Riches and Bitches: I have a gate to an isekai and leveling-up system!

Chapter 383 Why is Fay having a great time while I struggle?



Chapter 383 Why is Fay having a great time while I struggle?

The difference between me on the day my life changed and I right now was simply too massive for me to fully even comprehend its scale, its magnitude.

In a sense, it was hard to say if I was still, in any part, human.

What kind of human could literally smash the rock with their bare first? What kind of human could pretty much ignore normal caliber, assuming they weren't unlucky enough to get shot in the eye or right in the middle of their ass?

Or, preceding all of the questions already asked, what kind of human could manipulate elemental darkness to invoke effects that were no different from magic in ordinary human eyes?

If not for my mindset, knowledge, and character, there would be nothing left for me to use as a basis for a claim I was still a human.

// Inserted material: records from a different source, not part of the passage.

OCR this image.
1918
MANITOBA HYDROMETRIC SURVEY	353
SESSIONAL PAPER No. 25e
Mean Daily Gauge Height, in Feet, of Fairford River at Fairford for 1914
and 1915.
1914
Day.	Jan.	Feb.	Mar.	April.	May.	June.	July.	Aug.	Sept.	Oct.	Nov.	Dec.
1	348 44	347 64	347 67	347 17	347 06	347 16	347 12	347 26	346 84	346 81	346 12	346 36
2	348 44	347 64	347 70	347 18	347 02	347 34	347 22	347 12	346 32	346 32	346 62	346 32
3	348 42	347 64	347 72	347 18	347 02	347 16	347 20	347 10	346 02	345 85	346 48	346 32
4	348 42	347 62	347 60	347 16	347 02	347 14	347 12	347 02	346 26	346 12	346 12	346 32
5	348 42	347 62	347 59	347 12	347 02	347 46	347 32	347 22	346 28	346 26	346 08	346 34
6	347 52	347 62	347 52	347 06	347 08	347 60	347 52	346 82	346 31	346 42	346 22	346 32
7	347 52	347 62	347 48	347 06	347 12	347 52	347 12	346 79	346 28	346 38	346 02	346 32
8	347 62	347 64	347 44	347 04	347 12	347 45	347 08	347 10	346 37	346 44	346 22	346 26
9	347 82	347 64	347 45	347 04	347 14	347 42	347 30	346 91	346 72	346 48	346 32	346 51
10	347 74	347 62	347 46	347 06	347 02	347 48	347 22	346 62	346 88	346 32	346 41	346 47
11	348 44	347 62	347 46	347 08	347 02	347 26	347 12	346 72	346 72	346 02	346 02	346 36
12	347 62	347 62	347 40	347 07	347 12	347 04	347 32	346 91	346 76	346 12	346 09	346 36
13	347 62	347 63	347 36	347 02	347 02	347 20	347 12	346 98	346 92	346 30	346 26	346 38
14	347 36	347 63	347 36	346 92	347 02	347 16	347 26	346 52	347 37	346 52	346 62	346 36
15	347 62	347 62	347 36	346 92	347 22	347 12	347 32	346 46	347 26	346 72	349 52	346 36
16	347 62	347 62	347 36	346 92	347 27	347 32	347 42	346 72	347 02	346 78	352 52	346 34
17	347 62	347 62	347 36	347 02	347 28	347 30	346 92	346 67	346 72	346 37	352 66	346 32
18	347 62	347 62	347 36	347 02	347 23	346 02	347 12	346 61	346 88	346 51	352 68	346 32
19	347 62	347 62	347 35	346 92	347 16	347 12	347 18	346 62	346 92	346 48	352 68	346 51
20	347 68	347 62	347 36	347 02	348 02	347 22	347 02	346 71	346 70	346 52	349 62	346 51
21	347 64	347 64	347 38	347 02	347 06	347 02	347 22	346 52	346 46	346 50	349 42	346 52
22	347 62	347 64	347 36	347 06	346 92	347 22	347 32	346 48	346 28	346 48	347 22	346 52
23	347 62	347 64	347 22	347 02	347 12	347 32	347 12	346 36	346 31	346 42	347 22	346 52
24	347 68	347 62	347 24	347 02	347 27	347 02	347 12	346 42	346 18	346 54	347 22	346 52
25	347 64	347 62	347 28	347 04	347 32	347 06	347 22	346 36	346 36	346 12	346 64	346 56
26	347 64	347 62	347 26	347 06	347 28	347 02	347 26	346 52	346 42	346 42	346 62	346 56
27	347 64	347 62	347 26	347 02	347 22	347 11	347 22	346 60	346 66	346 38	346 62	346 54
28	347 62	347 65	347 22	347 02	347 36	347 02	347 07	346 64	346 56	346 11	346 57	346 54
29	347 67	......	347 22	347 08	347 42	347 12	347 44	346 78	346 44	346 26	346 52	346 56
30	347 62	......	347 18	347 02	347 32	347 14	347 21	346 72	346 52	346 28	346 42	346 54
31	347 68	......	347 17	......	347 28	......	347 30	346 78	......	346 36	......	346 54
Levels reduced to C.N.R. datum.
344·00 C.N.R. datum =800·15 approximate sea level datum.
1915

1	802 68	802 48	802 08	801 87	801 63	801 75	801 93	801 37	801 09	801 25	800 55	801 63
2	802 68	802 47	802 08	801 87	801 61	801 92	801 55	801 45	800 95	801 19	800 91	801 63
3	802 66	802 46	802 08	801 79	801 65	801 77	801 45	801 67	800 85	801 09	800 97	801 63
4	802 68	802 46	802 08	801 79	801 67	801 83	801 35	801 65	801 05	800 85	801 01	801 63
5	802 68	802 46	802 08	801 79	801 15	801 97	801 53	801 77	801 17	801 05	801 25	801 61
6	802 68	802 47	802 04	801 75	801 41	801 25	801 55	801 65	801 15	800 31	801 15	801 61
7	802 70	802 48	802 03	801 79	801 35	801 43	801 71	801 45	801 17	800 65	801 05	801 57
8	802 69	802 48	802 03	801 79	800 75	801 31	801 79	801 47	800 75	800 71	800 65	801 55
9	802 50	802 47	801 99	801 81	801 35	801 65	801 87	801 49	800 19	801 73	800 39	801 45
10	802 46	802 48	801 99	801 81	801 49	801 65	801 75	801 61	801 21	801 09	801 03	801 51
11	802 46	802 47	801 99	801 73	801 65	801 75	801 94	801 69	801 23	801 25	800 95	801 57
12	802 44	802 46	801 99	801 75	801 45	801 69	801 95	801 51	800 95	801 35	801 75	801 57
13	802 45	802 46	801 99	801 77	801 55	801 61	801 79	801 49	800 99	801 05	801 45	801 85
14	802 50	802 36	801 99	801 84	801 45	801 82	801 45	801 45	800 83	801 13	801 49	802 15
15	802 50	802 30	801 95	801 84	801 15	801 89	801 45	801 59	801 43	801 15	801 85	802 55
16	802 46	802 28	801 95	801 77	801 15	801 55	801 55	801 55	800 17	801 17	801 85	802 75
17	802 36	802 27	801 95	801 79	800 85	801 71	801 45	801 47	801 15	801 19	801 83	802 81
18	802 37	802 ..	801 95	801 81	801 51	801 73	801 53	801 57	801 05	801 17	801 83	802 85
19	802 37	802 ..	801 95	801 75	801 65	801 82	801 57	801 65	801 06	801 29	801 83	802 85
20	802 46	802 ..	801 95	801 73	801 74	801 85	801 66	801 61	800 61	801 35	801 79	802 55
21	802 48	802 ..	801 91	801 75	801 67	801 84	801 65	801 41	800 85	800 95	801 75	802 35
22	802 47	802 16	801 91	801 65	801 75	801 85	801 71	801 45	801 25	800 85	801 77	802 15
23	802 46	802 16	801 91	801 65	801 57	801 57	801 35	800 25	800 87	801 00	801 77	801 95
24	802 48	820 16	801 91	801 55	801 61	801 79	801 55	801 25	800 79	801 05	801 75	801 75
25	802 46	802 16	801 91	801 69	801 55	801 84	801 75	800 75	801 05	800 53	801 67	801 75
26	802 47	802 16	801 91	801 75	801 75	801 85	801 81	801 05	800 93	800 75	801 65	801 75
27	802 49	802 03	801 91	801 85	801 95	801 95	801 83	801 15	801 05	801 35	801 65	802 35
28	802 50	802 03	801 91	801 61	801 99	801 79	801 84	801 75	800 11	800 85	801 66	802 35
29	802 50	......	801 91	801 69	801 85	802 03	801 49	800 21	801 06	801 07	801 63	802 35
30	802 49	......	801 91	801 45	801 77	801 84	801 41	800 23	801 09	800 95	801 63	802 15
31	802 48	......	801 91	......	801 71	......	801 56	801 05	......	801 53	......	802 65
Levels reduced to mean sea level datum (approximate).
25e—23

And while I couldn't quantify it, my strength as a mortal and my strength right now were hard to compare...

No, that was a gross understatement.

Those two levels of power simply couldn't be compared. The greatest proof of it was how the system simply stopped showing me my stats as if to imply they no longer applied to my case.

Those two levels of strength were incomparable. They were in different leagues, different realms. One simply had no longer anything to do with the other.

And yet, despite how near infinitely stronger I was now than I was when I first stepped into this land... The pressure of the starlight weaved into the very air of the plain itself somehow grew strong enough to actively affect me.

"How is it going?"

Surprisingly enough, it wasn't Fay that approached me in the corner where I hid to cultivate but Claudy Moreto, the supposed leader of the mercenary guild and the first supreme that I've met that didn't brag to high heaven about their level.

"It's really damn hard to figure it out," I admitted, gritting my teeth as I dispersed my focus and blinked my eyes a few times.

Given how deep down my own aura arrangement I was looking, I actually needed some time to get my eyes used to normal vision again.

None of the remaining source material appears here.